Adli meseleler hariç, meslek hayatım boyunca terfi edemeyene rastlamadım.

Sınavdan sınava koşan, astsubaydan subay olan veya uzman çavuşluktan astsubaylığa nasbedileceklere ise kırk dereden su getirilir. Onlarda ehliyet liyakatin en babası aranır.

Dananın kuyruğunun koptuğu nokta albaylıktan sonrası olup, ehliyet ve liyakatin mesele haline getirildiği nokta burasıdır!

Masalar kurulur, kulisler oluşturulur, çoğunlukla herkes kendi adamını yukarı taşımak için elinden geleni yapar.

TSK’lerinde rütbeyi sadece kişi taşımaz. Aile efradı da kuşanır. Birlikte o ahval ve şeraite, itibar ve imtiyaza malik olunur.

İddialara cevap olması açısından elimden geldiğince kısa kesmeye çalışarak ifade etmek isterim ki…

Muvazzaf subay harp okulundan, artık tabi Milli Savunma Üniversitelerinden yetişmektedir. Erkanı Harbiye, yani kurmay subaylık için de harp akademileri yetkilidir.

İhtiyaca binaen sınava girerek teskere bırakan bir asteğmen ancak 29 (yirmi dokuz) sene sonra albaylığa ulaşır.

Yedek subaylığa ihtiyaç duyulan meslekler de genelde doktorluk, veterinerlik ve mühendisliklerin bazı kollarıdır.

Aşağıdaki bahse konu haber öyle bir tezgahlanmış ki adeta asteğmenlikten direkt generalliğe terfi edilmiş gibi bir algı oluşturulmuş. Asteğmenlik orduda süreklilik arz eden bir rütbe gibi lanse edilmiş.

Ben konuya ilk Naim Babüroğlu’nun tivitır (X) hesabında rastladım.

Paşamız, “Zabit sadece harbiyeden yetişir” iddiasını desteklemek için “subay ruhu” denen bir şey de icat etmiş.

“Camiye ve kışlaya siyaset sokulmamalı” palavralarına karnımız tok.

Bu ülkede yıllarca askeri liselerden başlayarak harp okullarına sadece Kemalizm girmiştir. Daha ötesini söylersek, aslında ana kaynağını oluşturmuş, oradan da hakimiyet tesis etmiştir.

Paşa’nın bahsettiği ruh, tam da budur!

Çünkü o ruhtan cuntalar oluşturmak, darbe yaptırmak çok kolaydır.

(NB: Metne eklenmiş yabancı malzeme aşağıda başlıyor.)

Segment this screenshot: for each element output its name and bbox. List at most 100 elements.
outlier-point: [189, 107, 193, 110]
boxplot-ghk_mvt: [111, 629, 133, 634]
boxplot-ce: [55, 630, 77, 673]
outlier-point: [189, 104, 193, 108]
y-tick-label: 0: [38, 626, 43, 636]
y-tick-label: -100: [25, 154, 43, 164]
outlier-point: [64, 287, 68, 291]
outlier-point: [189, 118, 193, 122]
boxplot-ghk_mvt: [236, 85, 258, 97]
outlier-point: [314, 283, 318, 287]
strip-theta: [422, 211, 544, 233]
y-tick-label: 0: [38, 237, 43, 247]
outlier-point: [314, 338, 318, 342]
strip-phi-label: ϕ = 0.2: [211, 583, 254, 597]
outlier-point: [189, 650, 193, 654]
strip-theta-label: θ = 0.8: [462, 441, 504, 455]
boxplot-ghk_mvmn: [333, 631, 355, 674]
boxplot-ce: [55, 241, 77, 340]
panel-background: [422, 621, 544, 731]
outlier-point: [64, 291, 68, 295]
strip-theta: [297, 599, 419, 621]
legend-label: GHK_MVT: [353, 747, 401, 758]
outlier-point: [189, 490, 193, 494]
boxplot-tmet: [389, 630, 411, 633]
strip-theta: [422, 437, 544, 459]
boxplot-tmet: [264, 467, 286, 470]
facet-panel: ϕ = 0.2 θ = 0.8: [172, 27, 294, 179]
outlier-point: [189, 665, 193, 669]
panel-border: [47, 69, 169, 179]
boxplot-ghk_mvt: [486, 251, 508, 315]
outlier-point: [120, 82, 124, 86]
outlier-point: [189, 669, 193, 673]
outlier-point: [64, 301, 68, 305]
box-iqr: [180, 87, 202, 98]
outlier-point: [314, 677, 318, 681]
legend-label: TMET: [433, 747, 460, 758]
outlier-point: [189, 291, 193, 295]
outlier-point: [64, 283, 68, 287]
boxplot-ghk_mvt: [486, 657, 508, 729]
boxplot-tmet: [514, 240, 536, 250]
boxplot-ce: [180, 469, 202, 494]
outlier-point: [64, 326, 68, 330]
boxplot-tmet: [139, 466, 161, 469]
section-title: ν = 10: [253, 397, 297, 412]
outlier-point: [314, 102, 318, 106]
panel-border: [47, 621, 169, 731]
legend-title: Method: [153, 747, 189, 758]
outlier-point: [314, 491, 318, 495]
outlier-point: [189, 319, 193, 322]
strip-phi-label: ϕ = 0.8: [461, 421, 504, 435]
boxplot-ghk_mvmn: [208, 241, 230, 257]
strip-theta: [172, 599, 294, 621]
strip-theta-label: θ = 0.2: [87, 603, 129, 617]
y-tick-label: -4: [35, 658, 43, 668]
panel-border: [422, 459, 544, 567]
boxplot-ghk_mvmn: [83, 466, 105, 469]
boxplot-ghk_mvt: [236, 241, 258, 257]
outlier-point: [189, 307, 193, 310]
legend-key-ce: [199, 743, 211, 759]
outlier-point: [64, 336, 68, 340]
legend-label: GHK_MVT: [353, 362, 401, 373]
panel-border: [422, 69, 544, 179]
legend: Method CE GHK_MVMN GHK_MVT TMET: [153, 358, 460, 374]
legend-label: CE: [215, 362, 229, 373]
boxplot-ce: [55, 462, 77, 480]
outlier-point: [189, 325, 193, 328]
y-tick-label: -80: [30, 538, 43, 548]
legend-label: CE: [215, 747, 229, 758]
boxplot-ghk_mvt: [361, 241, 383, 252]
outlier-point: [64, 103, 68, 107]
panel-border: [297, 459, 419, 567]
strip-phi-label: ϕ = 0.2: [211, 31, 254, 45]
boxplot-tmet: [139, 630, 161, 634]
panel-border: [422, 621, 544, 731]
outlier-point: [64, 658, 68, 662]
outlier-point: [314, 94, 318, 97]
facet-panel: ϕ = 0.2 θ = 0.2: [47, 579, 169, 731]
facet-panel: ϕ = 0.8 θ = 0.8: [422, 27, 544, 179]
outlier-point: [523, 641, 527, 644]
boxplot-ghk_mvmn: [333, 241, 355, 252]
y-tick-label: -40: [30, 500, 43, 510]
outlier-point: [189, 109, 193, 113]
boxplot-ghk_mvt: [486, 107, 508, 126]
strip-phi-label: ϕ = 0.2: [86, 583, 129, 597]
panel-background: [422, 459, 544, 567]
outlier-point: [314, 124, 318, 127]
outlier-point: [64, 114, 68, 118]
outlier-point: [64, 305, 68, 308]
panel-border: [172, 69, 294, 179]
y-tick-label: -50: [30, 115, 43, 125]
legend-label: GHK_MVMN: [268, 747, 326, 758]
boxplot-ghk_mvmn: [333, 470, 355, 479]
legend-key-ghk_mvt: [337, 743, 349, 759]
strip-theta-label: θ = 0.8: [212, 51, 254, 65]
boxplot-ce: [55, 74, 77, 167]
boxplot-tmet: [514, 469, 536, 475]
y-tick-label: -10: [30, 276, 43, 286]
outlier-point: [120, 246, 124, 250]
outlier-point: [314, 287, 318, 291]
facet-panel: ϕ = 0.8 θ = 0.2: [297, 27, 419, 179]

Yakın tarihte yaşanılan tüm darbelerin kaynağında işte bu tek tip zihniyet, bu müfredat ve bu ideoloji mevcuttur.

Sürekli “Askeri okulların kapatıldığını” vurgulamaları bu gücün akamete uğramasıdır.

Beğenmedikleri, Milli Savunma Üniversitelerinde olan ne peki?

15 Temmuz Darbesi’nden sonra kurulan Milli Savunma Üniversitelerindeki hocaların hemen hepsi kendi alanlarında akademik kariyerlerini tamamlamış, lisans sahiplerini intibak ettirmeyi bilen kişilerdir.

MSÜ’de öğrenilenler neredeyse tamamen askerliği kapsamaktadır.

İçiniz rahat olsun.

TSK kadroları artık dünyaya daha farklı bakan, daha bilgiye hakim, daha gelişmeye müsait bir yapıya kavuşmuştur.

Her şeye rağmen bilinmelidir ki: Askerlik teori ile pratiğin kesiştiği noktada daha çok kıtada öğrenilen bir meslektir.

Dolayısı ile kimin ne kadar ehliyet ve liyakat sahibi olduğu kıtada belli olmakta…

Kişiler kendilerini geliştirmedikleri sürece mezuniyet aklı ve kabiliyetinde kalmaktadır.

Hülasa…

TSK’lerinde her rütbede kıdem ve terfi işinin bir ayağında mutlaka merkezi sınav olmalıdır.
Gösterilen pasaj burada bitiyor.